Hıristiyan dünyasının duyarsızlığı ve kayıtsızlığı değil belki ama diğer Müslümanların bütün bu zulümlere duyarsız kalmaları öldürüyor o kardeşlerimizi…
Dünyanın neresinde olursa olsun, Allah tüm Müslümanları kardeş kılmıştır. Hepsi bir vücudun azaları gibidir.
Vücudumuzun azalarının birinde görülen hastalığa nasıl bana ne diyemezsek, kardeşlerimize reva görülen zulüm ve katliamlara da seyirci kalamayız.

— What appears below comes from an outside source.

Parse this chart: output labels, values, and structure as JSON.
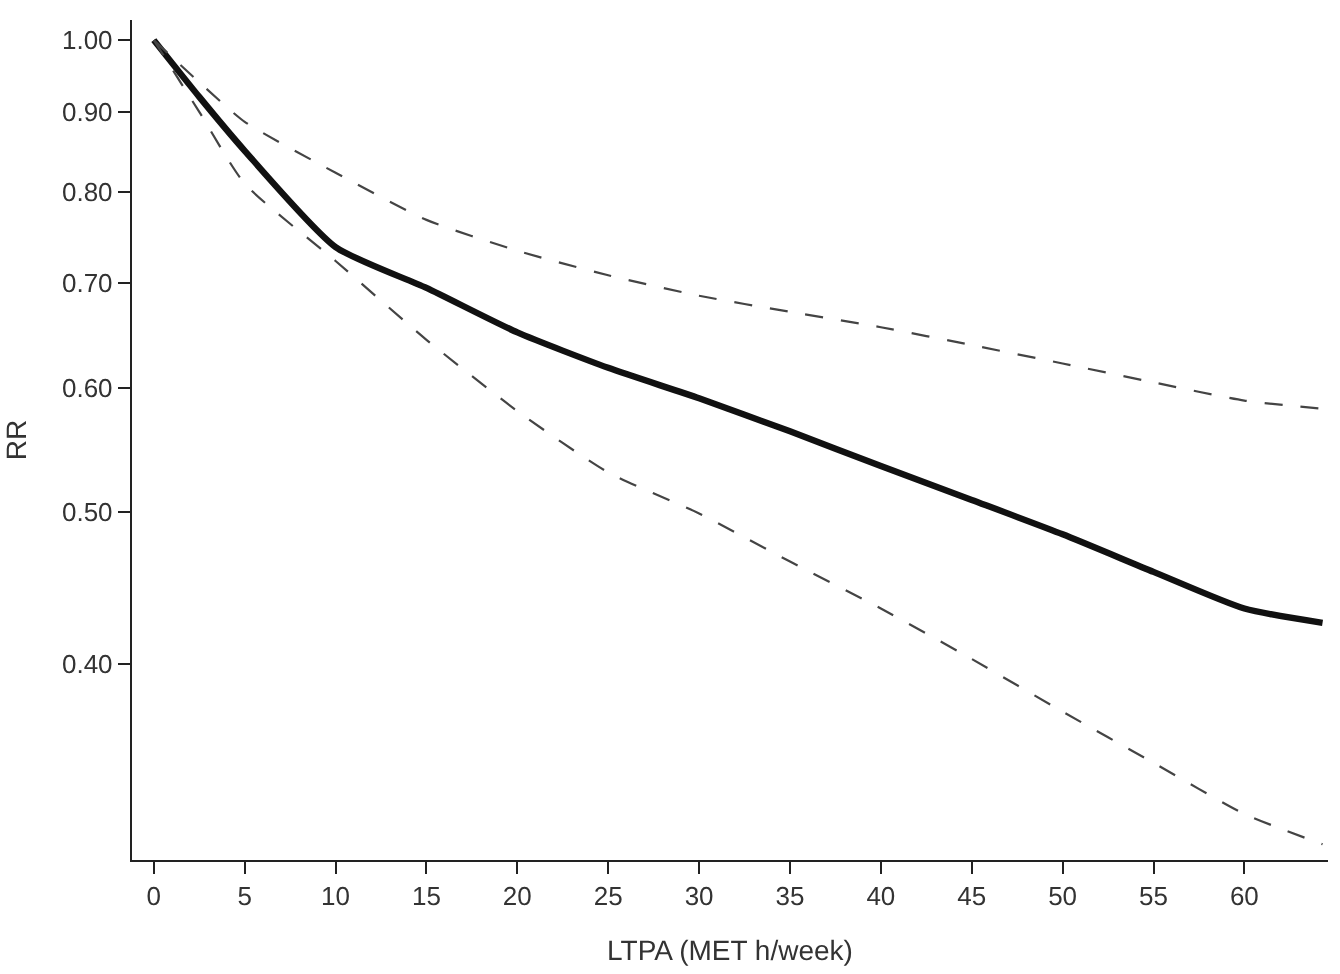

Dünyanın diğer bölgelerinde yaşayan kardeşlerimiz acılar içinde kıvranırken bizim hiçbir şey yokmuş gibi yaşantımıza devam etmemiz reva mıdır?
Yaratıcımızın bizleri kardeş kıldığı insanların oluk oluk kanları akarken ve gözyaşları sel olup çağlarken bizlerin keyfimizden ve konforumuzdan fedakârlık yapmadan hayatımızı sürdürmemiz yakışık alan uygun bir durum mudur?
Onlar zalimlerin zulmü altında inlerken aldığımız nefes bize dar gelmiyorsa, yuttuğumuz lokmalar boğazımızda düğümlenip kalmıyorsa, o acıların çaresizliğini içimizde hissetmiyorsak nerede kaldı bizim kardeşliğimiz, nerede kaldı Müslümanlığımız?
Allah’ım; Müslümanlara yardım eyle, tüm Müslümanları zalimlerin zulmünden kurtar… Zalimleri, Müslümanları yok etmek isteyen güçleri ve onlarla beraber olan içimizdeki hainleri kahreyle…
Ey Rabbimiz; bize acı, bize merhamet eyle, bizi bağışla, bize gücümüzün üstünde yük yükleme, kaldıramayacağımız acılar gösterme, Müslümanları İslâm düşmanlarına karşı muzaffer eyle…
Kâbe’yi yıkmaya gelen Ebrehe’nin ordusunu ve fillerini, gönderdiğin ebabil kuşları ile darmadağın ettiğin gibi, senin son dinini ve Müslümanları ortadan kaldırmak isteyen zalim çağdaş Firavun ordularını da zillete düşür, perişan eyle Allah’ım…
İçimizdeki bazı beyinsizlerin işledikleri yüzünden bizi helâk etme Allah’ım…
Milli şairimiz Mehmet Akif Ersoy’un ülkemizin içine düştüğü o karanlık günlerdeki feryadını, Müslümanlar üzerindeki zulmün zirveye ulaştığı bugünlerde de hatırlamamak mümkün mü?
“Yâ Râb!.. Bu uğursuz gecenin yok mu sabâhı, Mahşerde mi bîçârelerin yoksa felâhı?..”
Karanlık gecelerin sona erdiği nurlu sabahlarda buluşmak dileğiyle mutlu yarınlar efendim.